Les modalités concrètes sont fixées par des arrêtés conjoints du ministre de l’Agriculture et du ministre des Finances, qui varient selon les maladies concernées. L’indemnisation porte généralement sur plusieurs éléments : la valeur des animaux abattus, calculée selon des barèmes établis par catégorie d’animaux et tenant compte de leur âge et de leur potentiel productif, les opérations de nettoyage et de désinfection réalisées par une entreprise agréée, la collecte, le transport et l’élimination des cadavres, ainsi que parfois la destruction de produits contaminés comme le lait ou les œufs.
Pour certaines crises majeures, comme les épizooties de grippe aviaire ou de dermatose nodulaire contagieuse, l’État a mis en place des dispositifs d’indemnisation économique complémentaires. Ces dispositifs prennent en compte les pertes de marge brute pendant la période de restrictions sanitaires, le vide sanitaire imposé avant repeuplement, et les surcoûts liés à la crise. Des acomptes sont versés rapidement aux éleveurs pour répondre à leur détresse financière, le solde intervenant après expertise définitive.
L’indemnisation peut être réduite ou refusée en cas de manquements constatés aux règles sanitaires chez l’éleveur, notamment en matière de biosécurité ou de déclaration des maladies. À l’inverse, lorsque l’éleveur obtient l’annulation contentieuse d’une mesure d’abattage en raison de son illégalité, il peut demander réparation intégrale de son préjudice sur le fondement de la responsabilité pour faute de l’administration.
Lorsqu’aucune indemnisation n’a été prévue par un texte applicable, l’éleveur peut solliciter une réparation sur le fondement de la rupture d’égalité devant les charges publiques. Le juge administratif a reconnu ce fondement dans plusieurs décisions pour compenser les effets d’un abattage imposé sans dispositif d’indemnisation, considérant que la charge particulière et anormale subie par l’éleveur dans l’intérêt de la collectivité justifie une compensation.
Les enjeux actuels et les perspectives d’évolution
Le régime juridique des abattages sanitaires fait l’objet de débats récurrents au sein du monde agricole. Les organisations professionnelles plaident pour une meilleure prise en compte de la valeur réelle des animaux et du patrimoine génétique constitué sur plusieurs générations, ainsi qu’une indemnisation plus complète des pertes d’exploitation qui peuvent s’étendre sur plusieurs années.
La question de la proportionnalité des mesures est également au cœur des controverses. Certains syndicats agricoles contestent la systématicité des abattages totaux, plaidant pour un recours accru à des stratégies alternatives comme la vaccination ciblée, l’isolement renforcé ou l’abattage sélectif après tests individuels. Ces débats illustrent la tension permanente entre l’objectif d’éradication rapide des foyers épizootiques et la préservation des intérêts économiques des éleveurs.

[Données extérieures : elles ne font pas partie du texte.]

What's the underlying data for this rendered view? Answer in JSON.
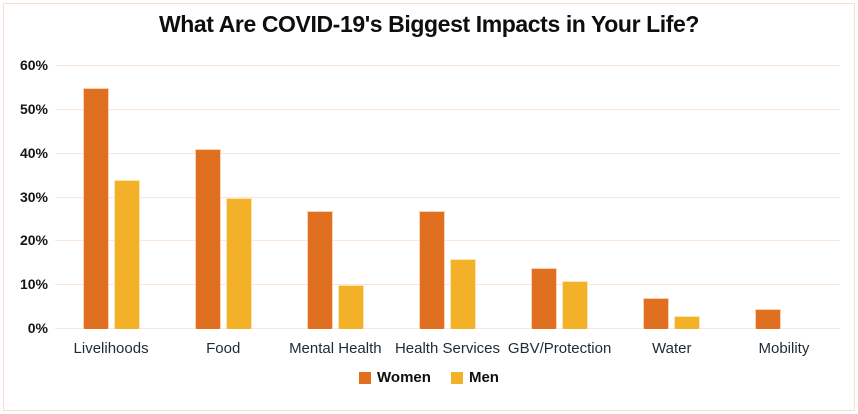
{
  "frame": {
    "border_color": "#f8ddd0"
  },
  "chart_data": {
    "type": "bar",
    "title": "What Are COVID-19's Biggest Impacts in Your Life?",
    "categories": [
      "Livelihoods",
      "Food",
      "Mental Health",
      "Health Services",
      "GBV/Protection",
      "Water",
      "Mobility"
    ],
    "series": [
      {
        "name": "Women",
        "color": "#E06F20",
        "values": [
          55,
          41,
          27,
          27,
          14,
          7,
          4.5
        ]
      },
      {
        "name": "Men",
        "color": "#F2B127",
        "values": [
          34,
          30,
          10,
          16,
          11,
          3,
          0
        ]
      }
    ],
    "y_axis": {
      "min": 0,
      "max": 60,
      "step": 10,
      "tick_labels": [
        "0%",
        "10%",
        "20%",
        "30%",
        "40%",
        "50%",
        "60%"
      ],
      "unit": "%"
    },
    "grid": "horizontal",
    "gridline_color": "#fae7d8",
    "legend_position": "bottom",
    "legend_labels": [
      "Women",
      "Men"
    ]
  }
}
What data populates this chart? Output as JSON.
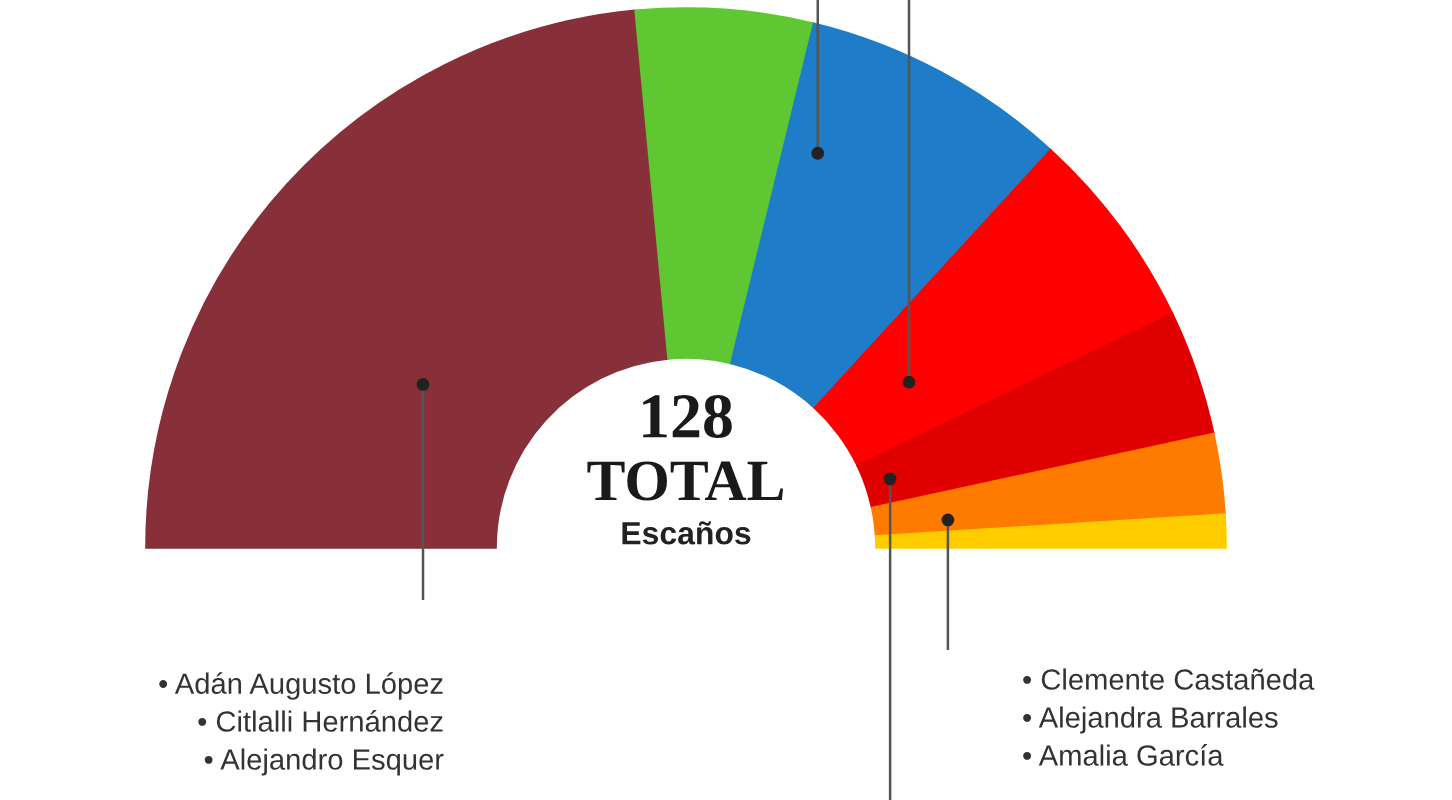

L’Union européenne travaille à une harmonisation accrue des protocoles sanitaires entre États membres, pour éviter que les disparités de traitement ne créent des distorsions de concurrence. Le développement de nouveaux outils diagnostiques permettant une détection plus précoce et plus précise des maladies pourrait également faire évoluer les stratégies de lutte, en permettant des interventions plus ciblées et moins traumatisantes pour les filières d’élevage.
La crise récente de dermatose nodulaire contagieuse a montré l’importance d’une communication claire et rapide entre les autorités sanitaires et les éleveurs. Le déploiement de plans de vaccination d’urgence, combiné au maintien d’abattages ciblés, pourrait préfigurer une approche plus graduée de la gestion des épizooties, conciliant mieux efficacité sanitaire et acceptabilité sociale des mesures.
Voir également: TA Marseille, 20 mai 2015, n° 1303353 ; TA Grenoble, 28 juin 2016, n° 1305927 ; TA Pau, ch. 1, 15 avr. 2024, n° 2201832.